The cornerstone of Brazilian director José Padilha’s loose trilogy was called Bus 174 and you can see it today at 7:30 p.m. at Ponec Theatre. The plot of the documentary centers on the events of June 12th 2000 (coincidentally, June 12th is the day Brazilians celebrate Valentine’s Day), when the 174 bus was hijacked and the ensuing live broadcast from the crime scene monopolized the TV channels all around the country for the next four and a half hours. Padilha conceived the documentary as a careful investigation based on extensive research of stock footage, interviews and official documents. The film does not only explain the dramatic events that unfolded as the police tried, and failed, to handle the hijack situation. It also tells the harsh life story of the hijacker, revealing how a typical Rio de Janeiro street kid was transformed into a violent criminal.
Světozor Cinema will dim its lights for the second feature film of the talented South Korean director Na Hong-jin, The Yellow Sea, which is one of the first Korean films that has been co-produced by a big Hollywood studio. In the successor of the very positively reviewed debut feature, The Chaser, Na Hong-jin decided to sail the waters of the thriller genre, although he bends its rules to his own liking. The hero of the film, a taxi driver living in the Korean province in China, sends his wife to earn some money in Korea but later receives no message from her. Tormented by jealousy, he accepts a local gangster’s offer to arrange his journey to Seoul on condition that he kills somebody there. The hero thus becomes the target of the police, the slick city mafia and the beastly redneck gangsters.
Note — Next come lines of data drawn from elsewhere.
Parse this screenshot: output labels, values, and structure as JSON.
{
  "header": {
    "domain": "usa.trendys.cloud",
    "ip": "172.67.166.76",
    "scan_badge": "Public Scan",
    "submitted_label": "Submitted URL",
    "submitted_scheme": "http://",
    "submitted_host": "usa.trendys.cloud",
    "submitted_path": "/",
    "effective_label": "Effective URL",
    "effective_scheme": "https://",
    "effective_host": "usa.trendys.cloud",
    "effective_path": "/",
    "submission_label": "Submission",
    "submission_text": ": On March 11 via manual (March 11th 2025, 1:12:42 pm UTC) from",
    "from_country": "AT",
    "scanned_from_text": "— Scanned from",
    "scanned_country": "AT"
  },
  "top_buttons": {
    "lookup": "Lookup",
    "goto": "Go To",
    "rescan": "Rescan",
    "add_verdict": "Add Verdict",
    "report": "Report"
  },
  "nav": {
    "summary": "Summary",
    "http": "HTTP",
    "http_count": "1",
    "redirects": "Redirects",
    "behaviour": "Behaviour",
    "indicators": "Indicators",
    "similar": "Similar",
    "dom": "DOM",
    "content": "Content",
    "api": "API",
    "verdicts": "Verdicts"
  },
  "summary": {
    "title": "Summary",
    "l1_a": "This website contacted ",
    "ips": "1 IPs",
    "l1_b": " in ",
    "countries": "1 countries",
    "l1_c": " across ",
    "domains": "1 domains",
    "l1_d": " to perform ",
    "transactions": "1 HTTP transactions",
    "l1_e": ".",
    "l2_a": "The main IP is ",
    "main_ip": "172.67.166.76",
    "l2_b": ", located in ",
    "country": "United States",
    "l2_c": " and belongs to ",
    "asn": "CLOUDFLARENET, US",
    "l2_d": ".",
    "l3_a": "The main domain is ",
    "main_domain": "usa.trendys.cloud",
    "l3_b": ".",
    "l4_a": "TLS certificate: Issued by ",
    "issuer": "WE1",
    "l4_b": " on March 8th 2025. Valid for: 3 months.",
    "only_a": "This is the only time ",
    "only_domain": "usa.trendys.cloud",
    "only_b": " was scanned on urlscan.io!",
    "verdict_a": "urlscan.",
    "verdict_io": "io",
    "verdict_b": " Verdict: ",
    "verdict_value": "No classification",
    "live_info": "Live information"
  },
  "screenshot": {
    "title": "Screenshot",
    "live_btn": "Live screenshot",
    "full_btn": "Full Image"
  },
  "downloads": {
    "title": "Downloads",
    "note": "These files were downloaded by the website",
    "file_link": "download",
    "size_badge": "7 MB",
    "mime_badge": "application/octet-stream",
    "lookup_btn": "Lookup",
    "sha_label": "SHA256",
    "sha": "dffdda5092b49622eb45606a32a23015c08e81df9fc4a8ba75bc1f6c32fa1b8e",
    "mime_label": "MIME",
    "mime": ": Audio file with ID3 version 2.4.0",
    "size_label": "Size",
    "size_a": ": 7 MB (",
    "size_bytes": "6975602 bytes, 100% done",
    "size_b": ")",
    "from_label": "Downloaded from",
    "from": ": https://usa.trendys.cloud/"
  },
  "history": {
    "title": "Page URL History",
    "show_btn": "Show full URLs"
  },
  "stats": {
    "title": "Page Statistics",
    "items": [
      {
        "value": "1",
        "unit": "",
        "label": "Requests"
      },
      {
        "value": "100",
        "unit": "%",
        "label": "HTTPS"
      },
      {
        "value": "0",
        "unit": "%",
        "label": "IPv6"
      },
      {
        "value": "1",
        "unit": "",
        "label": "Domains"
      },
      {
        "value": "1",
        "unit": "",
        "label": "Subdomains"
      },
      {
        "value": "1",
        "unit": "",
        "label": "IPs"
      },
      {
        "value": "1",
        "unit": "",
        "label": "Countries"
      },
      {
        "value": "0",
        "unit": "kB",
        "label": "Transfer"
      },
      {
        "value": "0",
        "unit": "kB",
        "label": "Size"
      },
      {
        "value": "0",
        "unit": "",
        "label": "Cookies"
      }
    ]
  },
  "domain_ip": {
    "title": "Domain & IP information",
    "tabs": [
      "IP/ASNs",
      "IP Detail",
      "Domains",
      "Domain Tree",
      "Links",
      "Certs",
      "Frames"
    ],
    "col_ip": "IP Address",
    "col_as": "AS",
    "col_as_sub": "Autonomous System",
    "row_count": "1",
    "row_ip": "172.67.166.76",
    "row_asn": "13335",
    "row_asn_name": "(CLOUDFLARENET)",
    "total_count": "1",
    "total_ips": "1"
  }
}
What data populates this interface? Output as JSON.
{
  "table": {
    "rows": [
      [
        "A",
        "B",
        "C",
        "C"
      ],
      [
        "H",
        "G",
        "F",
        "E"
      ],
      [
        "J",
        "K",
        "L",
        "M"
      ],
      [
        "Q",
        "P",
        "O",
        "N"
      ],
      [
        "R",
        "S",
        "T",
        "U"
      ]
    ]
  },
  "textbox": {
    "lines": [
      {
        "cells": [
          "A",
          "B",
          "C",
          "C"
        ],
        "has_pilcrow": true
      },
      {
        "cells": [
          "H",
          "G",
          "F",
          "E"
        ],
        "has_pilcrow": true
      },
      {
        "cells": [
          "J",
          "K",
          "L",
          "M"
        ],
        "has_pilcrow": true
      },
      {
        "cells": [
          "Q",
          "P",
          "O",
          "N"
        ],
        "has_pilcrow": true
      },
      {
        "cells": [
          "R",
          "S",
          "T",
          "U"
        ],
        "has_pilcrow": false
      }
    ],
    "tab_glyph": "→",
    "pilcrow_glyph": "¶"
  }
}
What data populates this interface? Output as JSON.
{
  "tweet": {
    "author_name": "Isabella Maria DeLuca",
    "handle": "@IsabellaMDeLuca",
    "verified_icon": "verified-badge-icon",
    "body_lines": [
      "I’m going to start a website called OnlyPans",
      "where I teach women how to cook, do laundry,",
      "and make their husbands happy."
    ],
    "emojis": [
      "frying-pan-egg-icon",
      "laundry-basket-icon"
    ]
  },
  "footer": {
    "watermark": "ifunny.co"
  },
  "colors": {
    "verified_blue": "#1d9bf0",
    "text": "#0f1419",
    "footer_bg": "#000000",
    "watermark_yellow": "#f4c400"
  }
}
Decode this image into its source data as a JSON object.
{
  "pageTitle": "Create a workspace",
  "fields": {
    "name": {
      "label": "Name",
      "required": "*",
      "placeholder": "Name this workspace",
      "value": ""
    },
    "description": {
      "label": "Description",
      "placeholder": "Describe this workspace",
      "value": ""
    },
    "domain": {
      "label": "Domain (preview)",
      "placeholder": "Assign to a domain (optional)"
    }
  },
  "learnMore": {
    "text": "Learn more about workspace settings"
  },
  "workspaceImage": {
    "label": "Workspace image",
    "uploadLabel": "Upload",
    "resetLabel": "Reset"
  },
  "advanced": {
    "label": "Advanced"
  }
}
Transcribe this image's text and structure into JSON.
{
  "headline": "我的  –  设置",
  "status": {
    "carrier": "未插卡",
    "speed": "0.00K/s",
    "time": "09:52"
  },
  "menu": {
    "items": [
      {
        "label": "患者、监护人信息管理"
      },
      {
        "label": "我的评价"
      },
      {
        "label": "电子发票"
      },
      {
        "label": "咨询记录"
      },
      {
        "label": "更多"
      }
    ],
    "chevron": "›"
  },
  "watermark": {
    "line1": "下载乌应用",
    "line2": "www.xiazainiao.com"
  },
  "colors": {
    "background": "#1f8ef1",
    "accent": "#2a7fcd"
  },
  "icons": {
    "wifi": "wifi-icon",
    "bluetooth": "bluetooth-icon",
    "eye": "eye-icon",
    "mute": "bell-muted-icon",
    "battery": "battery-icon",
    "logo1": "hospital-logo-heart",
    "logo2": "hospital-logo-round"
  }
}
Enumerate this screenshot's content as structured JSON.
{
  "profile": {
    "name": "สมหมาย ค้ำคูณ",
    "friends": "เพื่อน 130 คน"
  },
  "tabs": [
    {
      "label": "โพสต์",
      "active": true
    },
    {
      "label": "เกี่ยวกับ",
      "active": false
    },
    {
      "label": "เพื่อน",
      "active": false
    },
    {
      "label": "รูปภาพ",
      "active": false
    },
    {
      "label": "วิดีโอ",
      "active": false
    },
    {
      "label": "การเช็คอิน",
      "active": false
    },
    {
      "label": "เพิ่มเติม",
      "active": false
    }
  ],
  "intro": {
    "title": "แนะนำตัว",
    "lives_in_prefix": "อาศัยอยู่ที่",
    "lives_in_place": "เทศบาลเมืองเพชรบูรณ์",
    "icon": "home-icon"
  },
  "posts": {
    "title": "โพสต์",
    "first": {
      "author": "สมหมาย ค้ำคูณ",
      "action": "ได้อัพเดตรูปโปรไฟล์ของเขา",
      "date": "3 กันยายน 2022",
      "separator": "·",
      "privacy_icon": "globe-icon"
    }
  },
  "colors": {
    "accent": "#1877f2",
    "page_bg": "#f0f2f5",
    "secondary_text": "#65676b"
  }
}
The traditional thriller theme of an ordinary man, who finds himself in a situation which is beyond his control, develops into an intensive mixture of tragic drama and tough action.
After the concert of the Czech band Le Pneumatiq, whose sound will envelop the audience in the atmosphere of the 1990s, and after a light-painting workshop (which you can attend for free today and tomorrow, meeting point at 10 p.m. in front of the festival centre), the stage at Palác Akropolis will be taken over by police badges and Leslie Nielsen. At 10:30 p.m., Akropolis will offer the first incarnation of the legendary Sergeant Frank Dreblin, who became famous in the late 1980s and early 1990s Naked Gun comedy film series. It’s not surprising then, that the same team of creators is also responsible for the Police Squad! series, shamefully cancelled by a Programme Director at ABC after only six episodes. He didn’t have sympathy for the unmistakable style and humour and so the series had to leave the TV screens. However, after the huge success of Naked Gun, the Police Squad! unsurprisingly returned to the TV, and even though is only has six episodes, it was a sensation with the audience and soon achieved a cult status. The most interesting event of the 3rd festival day is the very first edition of Fresh Film Ride, prepared in cooperation with Auto*Mat, a civil initiative aiming at safe, healthy and living Prague whose main focus is to support and develop walking, cycling and using public transport in Prague. The Ride starts at 6:30 p.m. at Náplavka, under Rašínovo nábřeží, it will pass through Prague streets and end at Riegerovy Sady, where the screening of the American horror movie Stake Land will take place at approximately 9 p.m. Stake Land can be described as a mixture of a vampire film, western elements and the gloomy post-apocalyptic vision of Cormac McCarthy’s Road. After the vampire epidemic had spread, the society collapsed, remaining people live in the closed communities and the only thing that keeps them sane are rumours of the New Eden in the North which the bloodthirsty beasts have not reached yet. The gloomy journey of teenage Martin accompanied by a rough vampire slayer present us with various images of the world confronted with supernatural disaster.Today is also the last chance of catching Katarzyna Kozyra, a member of the jury, performing at Instytut Polski in Prague (at 4 p.m.), and the only chance to see Chris Kraus’s film The Poll Diaries, at 10 p.m. in Cinema 35.